Unfortunately, as NBC Nightly News anchor Brian Williams stated, school buses can be “rolling repositories of racket.”

“All that racket can test the concentration and the patience of even the very best school bus driver,” he added during the lead-in to final segment “Making a Difference” on the April 27 broadcast. But not Rosemary Peterson.

The 63-year-old employee of the School District of Manatee County in Bradenton, Fla., has it all figured out. Nicknamed “Ms. Kookyi” by her students at Samoset Elementary School, she became so fed up with student misbehavior earlier this year that she almost quit over the fights, the disrespect, the horseplay. So one night, she tells reporter Kerry Sanders, she prayed to God for additional strength or the guidance to find another job.

“If a person cannot read, they cannot understand, they cannot comprehend, therefore they cannot learn,” she said the Holy Spirit communicated to her.

So, the next morning, Peterson told the children on Bus No. 546 that starting the very next day they were all expected to bring a book with them.

“We’re going to read,” she told them. “Sure enough, the next morning, everyone got on the bus holding a book.”

The kids now call bus No. 546 a “library.” It’s that quiet, as all the children read during their morning and afternoon commutes. After the children fasten their lap belts, the kids all take out their books and Peterson goes through pronunciation with the children. She even makes book report assignments, all books that the kids want to read, with the reward being prizes like cookies or other items donated by Samoset Principal Scott Boyes. The result is a student competition that gives Peterson more reports than she sometimes wants to read, but she realizes how important to still review every last one. One recent student winner read 18 books and wrote as many reports.

And the teachers love the program. Teacher Shirley Beckner said one student had been struggling with his work before Peterson’s onboard book club, but now he is reading fluently. Boyes said many young kids don’t like to read until they find a topic they really like, for him it was camping. He called Peterson’s initiative simple but one that most drivers don’t take.
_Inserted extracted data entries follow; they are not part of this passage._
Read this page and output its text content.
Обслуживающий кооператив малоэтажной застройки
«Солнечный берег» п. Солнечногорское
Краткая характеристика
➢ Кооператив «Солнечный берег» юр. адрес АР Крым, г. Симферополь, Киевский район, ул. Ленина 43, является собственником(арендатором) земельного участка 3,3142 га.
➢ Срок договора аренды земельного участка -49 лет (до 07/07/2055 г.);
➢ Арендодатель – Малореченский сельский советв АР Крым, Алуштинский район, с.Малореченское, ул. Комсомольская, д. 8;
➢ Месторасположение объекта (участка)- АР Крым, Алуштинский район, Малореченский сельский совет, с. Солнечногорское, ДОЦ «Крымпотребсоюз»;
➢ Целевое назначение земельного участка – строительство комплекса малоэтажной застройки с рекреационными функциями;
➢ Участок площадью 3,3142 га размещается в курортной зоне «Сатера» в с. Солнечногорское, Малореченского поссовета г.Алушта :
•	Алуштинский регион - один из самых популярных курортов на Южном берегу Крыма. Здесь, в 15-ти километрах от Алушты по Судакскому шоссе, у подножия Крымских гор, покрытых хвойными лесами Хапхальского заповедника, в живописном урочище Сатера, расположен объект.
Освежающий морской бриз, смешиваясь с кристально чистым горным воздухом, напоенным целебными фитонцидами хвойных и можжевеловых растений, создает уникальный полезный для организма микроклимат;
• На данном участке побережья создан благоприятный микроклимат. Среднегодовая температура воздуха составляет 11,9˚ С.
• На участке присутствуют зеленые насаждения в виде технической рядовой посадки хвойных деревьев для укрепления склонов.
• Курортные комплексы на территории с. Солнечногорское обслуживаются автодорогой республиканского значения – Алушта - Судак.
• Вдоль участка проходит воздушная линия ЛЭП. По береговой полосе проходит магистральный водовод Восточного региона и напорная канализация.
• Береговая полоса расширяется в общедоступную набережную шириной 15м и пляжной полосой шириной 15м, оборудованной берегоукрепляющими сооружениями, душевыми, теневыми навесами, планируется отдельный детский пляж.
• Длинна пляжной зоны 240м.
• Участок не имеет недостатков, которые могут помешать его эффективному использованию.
This all goes to show you what a profound effect the school bus ride can have on children, especially those from lower income and single-family homes like the ones on Peterson’s bus. As she said, “There is a need there, [The parents] don’t have time to devote to their child to make sure their homework is done. So I became a little bit of teacher, a little bit of tutor, a little bit of mom.”

The concept of a “classroom on wheels” isn’t entirely new. Ray Trejo, a former school principal and the current transportation director at Deming Public Schools in New Mexico has been running a similar program for years. And he’s presented on it at the STN EXPO in Reno. And there are others, in one way or another.

In this economy, there is an increased emphasis growing in the industry to view transportation not just as a safe logistical tool to get kids to and from but to operate as efficiently as possible so more money can be saved for classroom education as well as to prepare the children to learn.